Теперь мне предстояло завершить еще одно дело. Уже несколько дней вопреки всяким принципам конспирации я носил в портфеле фальшивые документы для одной еврейской семьи, прибывшей недавно из-под Львова. Находясь в постоянной опасности, они, сняв две комнаты в тихой жолибожской улочке у самых валов Цитадели, вообще не выходили из дома. Человек, который просил меня помочь им раздобыть документы, сказал, что они могут хорошо заплатить. Разумеется, я не собирался наживаться на них, но эти люди, привыкшие платить за каждый день своей жизни, настаивали, чтобы я взял у них деньги если не себе, то хотя бы на нужды организации. Познакомившись с ними, я понял, что их внешний вид все равно выдаст их происхождение и что каждый шаг по улице, с аусвайсом или без него, грозит им расстрелом на месте. Поэтому мы с моей знакомой решили сделать из них грузин по фамилии Мининашвили, которые якобы прибыли в Польшу в 1921 году как белые эмигранты. И тогда мои подопечные, получив такие документы, могли бы спокойно ходить по улицам, объясняя в случае чего свою внешность грузинским происхождением. Однако по грузинским документам им полагались особые продовольственные карточки с увеличенным пайком: немцы заигрывали с грузинами, пытаясь восстановить их против русских. Сначала я заказал для них кеннкарты, а потом уж и удостоверения, кото рые выдавались в управлении недвижимым имуществом, и продуктовые карточки для иностранцев, отовариваемые в немецком магазине Майнля. Взамен за документы и карточки они вручили мне некую сумму на конспиративные цели. Две недели назад, когда мы договаривались обо всем с главой семьи, меня поразила его нервозность. Этот черноволосый худой мужчина, немногим старше сорока, совсем не владел собой: он то вскакивал, то снова садился, то закуривал папиросу, то гасил ее, то лез зачем-то в карман, то подбегал к окну и осторожно выглядывал из-за занавески, то отбегал назад и кружил по комнате. Поднимая рюмку за успех, он не мог удержать дрожи в руках. Его жену, полную, еще не утратившую красоты женщину, я видел лишь мельком, через полуприкрытую дверь, за которой чувствовалось и тихое присутствие детей — мальчика и девочки, десяти и двенадцати лет,— как было написано на обороте их фотографий для документов. Я не спрашивал ни его настоящей фамилии, ни кто он по профессии. Внешне он был похож на врача или адвоката. Когда мы договорились обо всем и я встал, чтобы побежать дальше, он на секунду задержал мою руку в своей.

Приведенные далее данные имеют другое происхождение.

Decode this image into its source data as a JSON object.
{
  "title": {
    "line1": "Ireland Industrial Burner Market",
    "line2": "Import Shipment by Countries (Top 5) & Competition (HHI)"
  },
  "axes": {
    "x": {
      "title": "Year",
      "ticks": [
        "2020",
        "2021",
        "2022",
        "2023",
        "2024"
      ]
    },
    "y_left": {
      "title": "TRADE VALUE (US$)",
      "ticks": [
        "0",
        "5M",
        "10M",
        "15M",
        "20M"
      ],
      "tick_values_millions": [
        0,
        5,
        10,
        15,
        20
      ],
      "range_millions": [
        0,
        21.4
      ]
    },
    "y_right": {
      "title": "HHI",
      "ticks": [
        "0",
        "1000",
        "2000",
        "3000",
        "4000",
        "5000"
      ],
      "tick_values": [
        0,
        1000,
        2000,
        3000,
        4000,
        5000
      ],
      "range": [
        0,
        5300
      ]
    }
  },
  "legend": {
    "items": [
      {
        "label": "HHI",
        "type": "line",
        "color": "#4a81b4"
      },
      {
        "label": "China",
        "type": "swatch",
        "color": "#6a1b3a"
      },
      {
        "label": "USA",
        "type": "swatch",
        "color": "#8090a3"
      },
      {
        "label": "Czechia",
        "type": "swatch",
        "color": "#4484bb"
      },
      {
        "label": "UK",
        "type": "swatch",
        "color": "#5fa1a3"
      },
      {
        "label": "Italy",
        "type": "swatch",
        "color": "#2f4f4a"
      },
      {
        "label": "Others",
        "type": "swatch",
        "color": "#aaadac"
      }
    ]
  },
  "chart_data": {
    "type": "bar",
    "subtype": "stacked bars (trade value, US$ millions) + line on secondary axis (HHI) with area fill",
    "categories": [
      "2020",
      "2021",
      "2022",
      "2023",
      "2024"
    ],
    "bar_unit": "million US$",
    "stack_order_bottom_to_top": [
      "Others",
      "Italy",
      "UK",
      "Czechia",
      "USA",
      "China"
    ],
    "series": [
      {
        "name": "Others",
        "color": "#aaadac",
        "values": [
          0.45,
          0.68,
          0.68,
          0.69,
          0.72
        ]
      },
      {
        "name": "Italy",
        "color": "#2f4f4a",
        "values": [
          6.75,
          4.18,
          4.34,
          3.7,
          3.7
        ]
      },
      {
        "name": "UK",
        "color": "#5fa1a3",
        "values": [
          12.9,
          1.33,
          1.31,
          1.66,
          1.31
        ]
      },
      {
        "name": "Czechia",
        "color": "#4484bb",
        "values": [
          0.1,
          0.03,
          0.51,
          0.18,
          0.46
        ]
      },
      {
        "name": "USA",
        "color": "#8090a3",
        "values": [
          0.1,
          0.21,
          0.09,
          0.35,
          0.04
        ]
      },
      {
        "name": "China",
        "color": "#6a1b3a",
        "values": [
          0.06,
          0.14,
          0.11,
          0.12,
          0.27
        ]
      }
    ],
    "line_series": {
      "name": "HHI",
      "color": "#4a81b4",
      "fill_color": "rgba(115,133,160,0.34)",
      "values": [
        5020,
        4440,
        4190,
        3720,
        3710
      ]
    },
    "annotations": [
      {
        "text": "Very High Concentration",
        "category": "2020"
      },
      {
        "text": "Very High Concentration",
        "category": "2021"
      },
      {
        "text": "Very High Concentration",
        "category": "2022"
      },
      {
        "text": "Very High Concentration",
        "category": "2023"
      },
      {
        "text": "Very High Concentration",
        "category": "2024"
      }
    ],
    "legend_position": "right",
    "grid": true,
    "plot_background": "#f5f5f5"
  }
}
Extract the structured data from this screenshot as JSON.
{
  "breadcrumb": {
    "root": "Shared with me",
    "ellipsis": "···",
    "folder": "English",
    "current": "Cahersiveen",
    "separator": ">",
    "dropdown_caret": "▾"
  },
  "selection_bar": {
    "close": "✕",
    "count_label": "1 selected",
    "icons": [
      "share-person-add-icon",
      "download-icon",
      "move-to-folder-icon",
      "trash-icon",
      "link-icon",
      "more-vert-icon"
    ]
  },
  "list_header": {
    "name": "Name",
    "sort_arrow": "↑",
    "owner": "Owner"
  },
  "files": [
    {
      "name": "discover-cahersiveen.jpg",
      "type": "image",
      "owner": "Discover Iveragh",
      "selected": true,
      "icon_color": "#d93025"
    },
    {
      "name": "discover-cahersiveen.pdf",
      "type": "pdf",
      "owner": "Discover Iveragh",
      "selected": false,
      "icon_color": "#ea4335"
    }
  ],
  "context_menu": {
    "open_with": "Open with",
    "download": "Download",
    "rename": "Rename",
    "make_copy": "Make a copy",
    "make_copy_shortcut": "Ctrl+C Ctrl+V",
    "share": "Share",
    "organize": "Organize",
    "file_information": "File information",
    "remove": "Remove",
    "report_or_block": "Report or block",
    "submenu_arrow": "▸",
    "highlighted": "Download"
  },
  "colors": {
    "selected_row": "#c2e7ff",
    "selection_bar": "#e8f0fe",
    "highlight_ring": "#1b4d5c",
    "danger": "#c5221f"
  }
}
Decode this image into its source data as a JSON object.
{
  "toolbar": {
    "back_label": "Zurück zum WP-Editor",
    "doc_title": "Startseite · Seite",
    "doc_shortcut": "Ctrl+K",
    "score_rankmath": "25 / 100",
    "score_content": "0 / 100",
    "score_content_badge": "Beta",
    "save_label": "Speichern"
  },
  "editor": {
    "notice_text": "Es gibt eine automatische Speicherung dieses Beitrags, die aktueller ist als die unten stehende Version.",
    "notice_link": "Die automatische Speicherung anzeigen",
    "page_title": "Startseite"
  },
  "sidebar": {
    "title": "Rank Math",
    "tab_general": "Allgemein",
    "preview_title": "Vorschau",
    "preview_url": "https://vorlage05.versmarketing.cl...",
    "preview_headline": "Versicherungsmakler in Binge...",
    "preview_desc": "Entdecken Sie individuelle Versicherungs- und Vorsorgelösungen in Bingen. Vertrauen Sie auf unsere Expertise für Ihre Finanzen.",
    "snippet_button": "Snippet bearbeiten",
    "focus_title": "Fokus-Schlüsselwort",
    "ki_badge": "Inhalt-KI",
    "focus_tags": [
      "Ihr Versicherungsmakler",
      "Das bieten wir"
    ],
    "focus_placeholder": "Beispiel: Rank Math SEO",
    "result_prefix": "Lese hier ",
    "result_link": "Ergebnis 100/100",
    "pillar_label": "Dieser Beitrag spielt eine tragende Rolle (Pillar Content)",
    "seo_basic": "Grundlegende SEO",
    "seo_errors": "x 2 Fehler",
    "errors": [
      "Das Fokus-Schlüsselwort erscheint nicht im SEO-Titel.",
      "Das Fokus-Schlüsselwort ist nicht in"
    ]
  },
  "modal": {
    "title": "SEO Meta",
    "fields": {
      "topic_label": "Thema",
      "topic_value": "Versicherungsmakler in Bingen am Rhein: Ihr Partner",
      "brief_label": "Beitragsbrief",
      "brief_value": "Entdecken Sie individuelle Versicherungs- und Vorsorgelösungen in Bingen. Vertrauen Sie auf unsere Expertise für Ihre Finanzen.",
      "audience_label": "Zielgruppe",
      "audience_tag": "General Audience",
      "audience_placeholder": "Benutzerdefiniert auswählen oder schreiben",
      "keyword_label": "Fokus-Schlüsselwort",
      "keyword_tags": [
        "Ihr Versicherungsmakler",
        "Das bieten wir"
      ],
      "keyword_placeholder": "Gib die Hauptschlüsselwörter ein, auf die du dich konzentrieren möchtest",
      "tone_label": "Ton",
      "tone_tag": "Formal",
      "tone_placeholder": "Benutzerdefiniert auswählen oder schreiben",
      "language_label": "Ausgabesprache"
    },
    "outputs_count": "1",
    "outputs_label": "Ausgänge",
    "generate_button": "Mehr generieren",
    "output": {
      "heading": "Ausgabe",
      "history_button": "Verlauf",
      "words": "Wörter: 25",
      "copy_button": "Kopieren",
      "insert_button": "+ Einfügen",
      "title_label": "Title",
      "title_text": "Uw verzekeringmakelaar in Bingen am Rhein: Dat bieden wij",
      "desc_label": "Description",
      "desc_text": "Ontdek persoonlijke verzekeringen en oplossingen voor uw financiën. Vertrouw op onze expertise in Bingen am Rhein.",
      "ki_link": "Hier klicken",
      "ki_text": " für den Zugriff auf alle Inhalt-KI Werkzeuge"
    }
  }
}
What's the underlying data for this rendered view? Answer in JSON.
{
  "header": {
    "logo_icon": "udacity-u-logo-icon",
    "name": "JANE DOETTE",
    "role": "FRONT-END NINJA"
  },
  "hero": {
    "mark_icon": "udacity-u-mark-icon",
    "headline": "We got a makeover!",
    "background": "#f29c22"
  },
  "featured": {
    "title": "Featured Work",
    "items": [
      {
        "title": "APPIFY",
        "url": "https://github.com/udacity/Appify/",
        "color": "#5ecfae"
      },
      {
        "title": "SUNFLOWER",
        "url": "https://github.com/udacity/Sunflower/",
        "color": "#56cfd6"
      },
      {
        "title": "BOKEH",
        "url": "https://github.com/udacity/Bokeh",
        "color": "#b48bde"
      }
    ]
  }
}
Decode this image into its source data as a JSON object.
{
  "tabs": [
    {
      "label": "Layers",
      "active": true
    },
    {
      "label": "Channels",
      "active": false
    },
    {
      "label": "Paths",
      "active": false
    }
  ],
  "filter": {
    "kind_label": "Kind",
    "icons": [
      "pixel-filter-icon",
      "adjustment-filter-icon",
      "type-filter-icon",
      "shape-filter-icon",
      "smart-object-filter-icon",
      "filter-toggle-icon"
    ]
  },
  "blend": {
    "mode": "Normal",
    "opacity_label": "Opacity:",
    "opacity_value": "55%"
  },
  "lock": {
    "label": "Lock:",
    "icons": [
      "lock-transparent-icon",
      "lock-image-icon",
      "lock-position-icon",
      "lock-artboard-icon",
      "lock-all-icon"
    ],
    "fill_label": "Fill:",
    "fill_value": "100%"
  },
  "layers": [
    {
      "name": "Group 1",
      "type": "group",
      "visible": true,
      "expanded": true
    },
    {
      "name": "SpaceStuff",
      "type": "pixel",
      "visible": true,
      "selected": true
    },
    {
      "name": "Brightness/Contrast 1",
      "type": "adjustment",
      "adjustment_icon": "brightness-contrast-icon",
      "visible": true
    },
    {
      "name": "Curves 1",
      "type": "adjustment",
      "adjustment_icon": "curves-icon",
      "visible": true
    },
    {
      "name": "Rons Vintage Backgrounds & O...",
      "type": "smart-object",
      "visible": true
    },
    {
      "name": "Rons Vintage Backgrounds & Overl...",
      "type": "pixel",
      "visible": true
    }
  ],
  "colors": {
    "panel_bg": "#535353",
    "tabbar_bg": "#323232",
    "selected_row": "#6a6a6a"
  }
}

— Спасибо вам за помощь,— сказал он и добавил шепотом, чтобы не услышали жена и дети в соседней комнате: — Я уже не верю, что мы выживем.
— Почему? — тоже шепотом возразил я.— Это всего лишь вопрос случая и капельки везенья. Ведь вот уже два года вам удается...
— Но напряжение возрастает! Вы не знаете, что такое сидеть вот так, взаперти, и ждать... Каждый звук за окном, каждый шаг на улице, каждая проезжающая машина… Что-то должно случиться! Должно! Я знаю, если бы мы разделились, прятались у людей каждый в отдельности, жена в одном месте, дочь в другом, сын в третьем... у нас было бы больше шансов... но мы не хотим… не можем... да и где? У кого? Мы парализованы… парализованы… когда-нибудь они придут... завтра, через месяц… через год... придут наверняка...
— Приду я, с документами. До свидания.
Он посмотрел на меня глазами, красными от бессонницы и отчаяния. Я с облегчением вышел на свежий воздух. Как много значило то, что я мог бегать по улицам, действовать... В условиях оккупации деятельность несомненно помогала людям перебороть в себе страх. По крайней мере, так было со мной. Но для этих людей оставался страх и только страх. Никакого действия. Ожидание в камере смертников.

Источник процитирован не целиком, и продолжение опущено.